If its bad is there a spare unused fuse holder in the fusebox you can move the circuit to rather than spending £140?


----------



## teemyob (Nov 22, 2005)

*Re: Fuse melted*



Plankton said:


> Hello, another possible cause of melted fuse connections is incorrect wattage bulbs, normal bulbs are 55/60W but 90/100W are available and consume excess current resulting in an overloaded of the circuit.
> Frank


Was going to say the same thing. Also has anything be added on to the same circuit (fogs etc).

TM


----------



## SueandRoger (Apr 14, 2008)

Thanks all for your help and advice.

I think (Dangerous I know) that I had already made my mind up that it was a faulty fuse holder or possibly that the Halfords fuse was not as good quality as a Fiat one?

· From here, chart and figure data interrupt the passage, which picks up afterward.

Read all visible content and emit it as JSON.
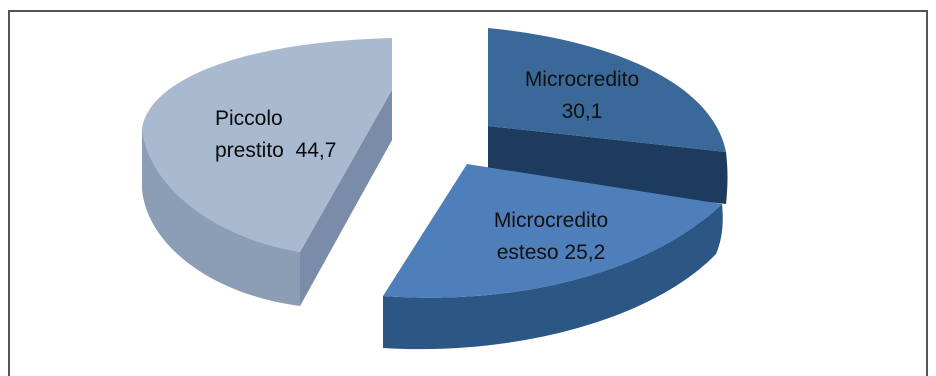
{
  "chart_data": {
    "type": "pie",
    "style": "3d-exploded",
    "title": "",
    "slices": [
      {
        "label_lines": [
          "Microcredito",
          "30,1"
        ],
        "value": 30.1,
        "colors": {
          "top": "#3a6898",
          "side": "#1d3b5c"
        }
      },
      {
        "label_lines": [
          "Microcredito",
          "esteso 25,2"
        ],
        "value": 25.2,
        "colors": {
          "top": "#4f7fbb",
          "side": "#2c5683"
        }
      },
      {
        "label_lines": [
          "Piccolo",
          "prestito  44,7"
        ],
        "value": 44.7,
        "colors": {
          "top": "#a9b9d0",
          "side": "#8799b3"
        }
      }
    ],
    "legend": "none"
  }
}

The bulb is a 55/60 W and I know nothing has been added to the circuit as I have had the Camper from new.

Twinky, good idea about moving the circuit to a unused fuse holder but I don't know if I have the confidence to do the job as the control box, as Fiat call it, contains the relay for the dipped lights and it is difficult to see which wire goes where as they come via the looms to plug in blocks to the control box. (Does anyone have a wiring diagram?)

I was going to take the Camper to the local Fiat dealer to fix so the cost of labour has not yet been factored in!

Any reasonably close auto electricians out there want some paid work?

Thanks again all for your helpful advice.


----------



## twinky (Aug 11, 2008)

Could you get to the wires going into the fuse box, cut them out and join them up with something like this?
http://cgi.ebay.co.uk/Inline-Blade-...arts_Vehicles_CarParts_SM&hash=item1e5ca99328

Easier said than done I know 8O especially if its difficult to get to the back of your fusebox.


----------



## SueandRoger (Apr 14, 2008)

twinky I was wondering if I could do something like that so the link is very helpful thank you. I will check the control box again tonight but from memory I would be able to locate the wire taking the power in to the control box via the fuse but then it goes through the relay internally before coming out to the light!


----------



## SueandRoger (Apr 14, 2008)

I thought by editing my post it would get a bump - wrong!


----------



## twinky (Aug 11, 2008)

Nice one Roger.

At least you can be sure its a proper job now. 

You could have had other fuses going the same way.

Money well spent :wink: :wink: .


----------



## SueandRoger (Apr 14, 2008)

Quite agree twinky, peace and mind and all that! Thanks again for your advice.


----------